Burning
- Emily C. Burger
- Mar 10, 2019
- 2 min read
Night is the mask of fear and despair, cloaking over what is soft and beautiful by day, twisting dreams into nightmares.
A field, soaked in the aftermath of a light shower, sheep safely tucked away indoors, by day exuded with life and colour. But now, in the shadow of night, there hung a heaviness under which even the wind dared not breathe. Darkness had consumed it all, so that the red flowers were now soulless bodies hanging from the poles of the fence, and the dancing trees now shrunk back into silent carcasses.
Yet, under the dim light of the stars, a lone figure could be seen laying in the damp grass. Shivering in her light jacket, the girl stared up at the sky, wiping at her face when the tears were too heavy to escape her ears and mouth.
This girl, so distraught as to flee the warm house just up the hill, found herself trapped in a prison. Locked in her thoughts, locked in the failure that seemed to consume her then. Her hair was sticky, curling up above her head and mingling with the damp earth. The cold didn't bother her now, she was too weak to care. Pain throbbed through her skull and ate at her chest. Her cheeks and eyes swelled into red plums. When had the lamp gone out?
The black cloak became too heavy to lift, but she had no tears left to cry now. Sadness himself paralyzed her there in the grass.
She wondered how long it would take for death to find her.
Was it cold enough to die of hypothermia?

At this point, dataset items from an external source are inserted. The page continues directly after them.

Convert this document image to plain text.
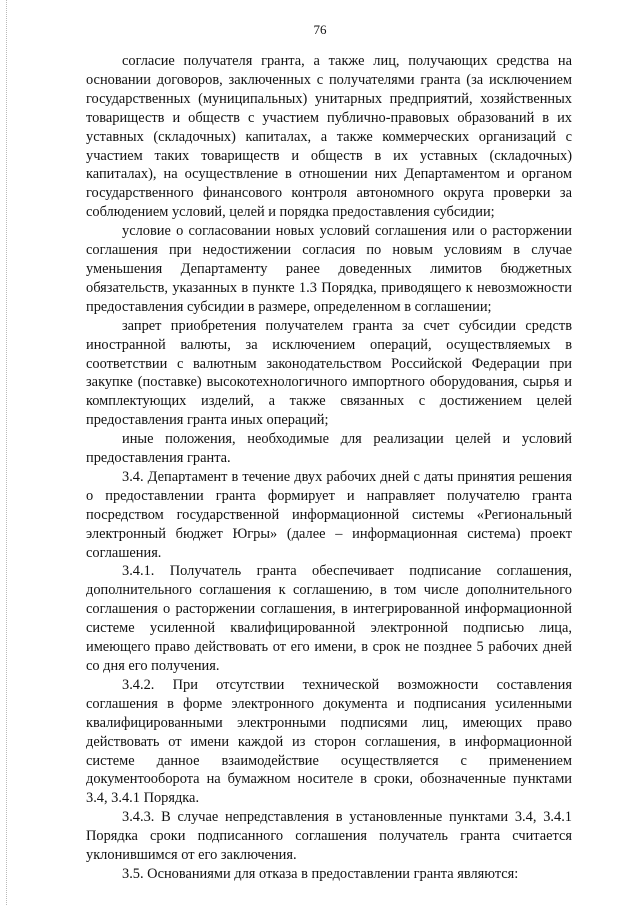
76

согласие получателя гранта, а также лиц, получающих средства на основании договоров, заключенных с получателями гранта (за исключением государственных (муниципальных) унитарных предприятий, хозяйственных товариществ и обществ с участием публично-правовых образований в их уставных (складочных) капиталах, а также коммерческих организаций с участием таких товариществ и обществ в их уставных (складочных) капиталах), на осуществление в отношении них Департаментом и органом государственного финансового контроля автономного округа проверки за соблюдением условий, целей и порядка предоставления субсидии;

условие о согласовании новых условий соглашения или о расторжении соглашения при недостижении согласия по новым условиям в случае уменьшения Департаменту ранее доведенных лимитов бюджетных обязательств, указанных в пункте 1.3 Порядка, приводящего к невозможности предоставления субсидии в размере, определенном в соглашении;

запрет приобретения получателем гранта за счет субсидии средств иностранной валюты, за исключением операций, осуществляемых в соответствии с валютным законодательством Российской Федерации при закупке (поставке) высокотехнологичного импортного оборудования, сырья и комплектующих изделий, а также связанных с достижением целей предоставления гранта иных операций;

иные положения, необходимые для реализации целей и условий предоставления гранта.

3.4. Департамент в течение двух рабочих дней с даты принятия решения о предоставлении гранта формирует и направляет получателю гранта посредством государственной информационной системы «Региональный электронный бюджет Югры» (далее – информационная система) проект соглашения.

3.4.1. Получатель гранта обеспечивает подписание соглашения, дополнительного соглашения к соглашению, в том числе дополнительного соглашения о расторжении соглашения, в интегрированной информационной системе усиленной квалифицированной электронной подписью лица, имеющего право действовать от его имени, в срок не позднее 5 рабочих дней со дня его получения.

3.4.2. При отсутствии технической возможности составления соглашения в форме электронного документа и подписания усиленными квалифицированными электронными подписями лиц, имеющих право действовать от имени каждой из сторон соглашения, в информационной системе данное взаимодействие осуществляется с применением документооборота на бумажном носителе в сроки, обозначенные пунктами 3.4, 3.4.1 Порядка.

3.4.3. В случае непредставления в установленные пунктами 3.4, 3.4.1 Порядка сроки подписанного соглашения получатель гранта считается уклонившимся от его заключения.

3.5. Основаниями для отказа в предоставлении гранта являются:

Hours of silence. Above her, she could feel the boundless expanse of space, the universe, sprinkles of light casually flung across the abyss of an endless sky. What once might have made her feel small and insignificant, brought her attention to a single star, shooting across the darkness above her. And it occurred to her:
No shooting star ever flew without fire. If nothing is burning, if nothing is racing through the atmosphere fast enough to tear itself apart, there can be no sparks, no light. No dreams or wishes can come true. Something must be sacrificed, something must fall away. Rock must push through heat to make it through the atmosphere. No use in questioning what caused the propulsion in the first place. All that can be done is to trust the direction in which you were propelled. All that can be done is to surge ahead, follow the course. To relentlessly move forward.
A choice: succumb to fear. Succumb to the 'realistic logic' of probability. Allow failure to be the ultimate outcome. Melt beneath the pressure. Disintegrate. Explode into dust like the temporary show that her journey could be.
Or. Buckle up for the ride. Push through the fire. Let go of the weights slowing her down. Let the toxins be all that melt away. Endure the pressure. Trust the propulsion. Trust the direction. Fall forward.
First an arm. Then a leg. She lifted herself up, the darkness no longer able to hold her down. Because now a light was within her, a force strong enough to displace the night. She stood, and after a final look at the sky, the girl returned to the house.